We’ve all heard that “location, location, location” is the most important factor when buying real estate, right? But what is it about a specific location that you really need to know before choosing an investment market?

Here are the top three factors I look at when evaluating a market:

  1. Is the population growing or shrinking? You not only need a growing renter pool, but a strong and vibrant economy, as well. Healthy cities have growing populations and new household formation. Look for metropolitan areas with population growth that exceeds the national average.
  2. Is the number of jobs increasing or decreasing? Some markets show decreasing unemployment rates, yet jobs are declining. Rather than looking at unemployment rates, which can be misleading, focus instead on the total number of jobs created and the industry sectors in which those jobs are located. Is there a broad-based employment base, or are jobs concentrated in a single industry?
  3. Are incomes rising or declining? Rising incomes can drive up rents, increasing your cash flow and indicating a healthy economy. Not all income growth is equal, however. Many markets are seeing growth only in the higher-income ranges, which may or may not be representative of your prospective tenant pool.

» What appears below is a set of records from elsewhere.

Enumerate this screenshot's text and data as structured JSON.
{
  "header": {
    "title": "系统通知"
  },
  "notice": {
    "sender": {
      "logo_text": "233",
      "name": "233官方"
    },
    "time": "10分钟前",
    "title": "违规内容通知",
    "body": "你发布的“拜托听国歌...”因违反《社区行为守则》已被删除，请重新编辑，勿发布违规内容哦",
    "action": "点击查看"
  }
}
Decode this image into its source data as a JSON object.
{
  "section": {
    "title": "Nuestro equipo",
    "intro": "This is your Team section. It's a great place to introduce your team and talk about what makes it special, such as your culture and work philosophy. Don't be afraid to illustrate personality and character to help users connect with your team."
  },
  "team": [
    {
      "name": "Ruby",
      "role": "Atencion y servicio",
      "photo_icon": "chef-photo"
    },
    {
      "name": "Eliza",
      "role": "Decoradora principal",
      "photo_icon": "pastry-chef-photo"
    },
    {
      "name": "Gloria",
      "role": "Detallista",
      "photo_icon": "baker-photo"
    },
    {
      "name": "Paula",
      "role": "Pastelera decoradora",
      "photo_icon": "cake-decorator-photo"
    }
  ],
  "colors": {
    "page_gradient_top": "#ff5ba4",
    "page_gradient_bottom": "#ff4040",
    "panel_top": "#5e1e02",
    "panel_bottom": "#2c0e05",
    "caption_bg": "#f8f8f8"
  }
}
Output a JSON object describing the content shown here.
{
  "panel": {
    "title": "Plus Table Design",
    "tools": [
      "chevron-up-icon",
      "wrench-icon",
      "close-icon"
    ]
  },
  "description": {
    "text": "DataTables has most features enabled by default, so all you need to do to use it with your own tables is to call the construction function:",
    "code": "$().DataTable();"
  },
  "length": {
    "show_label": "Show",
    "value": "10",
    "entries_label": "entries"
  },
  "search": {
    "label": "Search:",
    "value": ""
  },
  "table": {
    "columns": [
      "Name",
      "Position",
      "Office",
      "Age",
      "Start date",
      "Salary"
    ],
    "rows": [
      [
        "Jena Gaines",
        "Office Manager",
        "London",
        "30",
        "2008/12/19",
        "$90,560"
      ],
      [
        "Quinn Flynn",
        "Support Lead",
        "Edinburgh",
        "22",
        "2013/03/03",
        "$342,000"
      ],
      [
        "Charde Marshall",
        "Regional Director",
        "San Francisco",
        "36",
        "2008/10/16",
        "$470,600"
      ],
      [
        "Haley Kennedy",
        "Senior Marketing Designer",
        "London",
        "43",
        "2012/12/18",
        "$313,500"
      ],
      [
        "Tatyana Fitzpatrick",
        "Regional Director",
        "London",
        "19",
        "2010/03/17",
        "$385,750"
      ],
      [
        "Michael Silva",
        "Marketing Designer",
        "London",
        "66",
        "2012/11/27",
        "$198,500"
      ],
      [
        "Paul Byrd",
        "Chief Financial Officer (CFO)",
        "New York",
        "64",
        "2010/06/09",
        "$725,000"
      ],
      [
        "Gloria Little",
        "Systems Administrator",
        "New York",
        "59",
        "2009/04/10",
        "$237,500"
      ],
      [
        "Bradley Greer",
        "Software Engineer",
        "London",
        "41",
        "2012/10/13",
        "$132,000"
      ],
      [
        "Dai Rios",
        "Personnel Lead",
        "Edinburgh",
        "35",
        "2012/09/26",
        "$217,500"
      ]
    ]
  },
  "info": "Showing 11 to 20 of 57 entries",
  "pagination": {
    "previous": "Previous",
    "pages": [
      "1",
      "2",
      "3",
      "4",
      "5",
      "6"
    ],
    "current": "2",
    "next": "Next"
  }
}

Fortunately, most of this data is available at your fingertips through the U.S. Census Bureau and Bureau of Labor Statistics.


John Gutman

VP of Sales and Acquisitions, Mack Companies

Location is one of the most important factors to consider when purchasing investment homes.

Our criteria take all life situations into consideration when determining those locations. We look for areas that are already developed, that offer approximately 80 percent current home ownership where that ownership exceeds rentership and that have an active municipality. We find those to be the most desirable areas.

The next layer of criteria includes the following: distance to top-quality schools as well as to major highways, shopping, restaurants and nightlife and nearby thriving business commercial corridors. We look to follow on the coattails of the “big box” stores, as they’ve already spent millions of dollars on area market research. If they are there, we should be, too.

Homes should be within walking distance of elementary schools so that young children can walk to school and parents do not have to worry about transportation to get them there. The homes also should be within three miles of a high school.

We look for properties within five miles of major interstate and route access, as well as any public transportation such as Metra, CTA or PACE to make traveling between towns or into the city very easy for work or personal purposes. Homes should also be near areas that offer many options for the various types of shopping, restaurants and nightlife, as well as the essential occasional business needs.

These criteria demonstrate ease of living and continue to attract long-term homeowners and renters.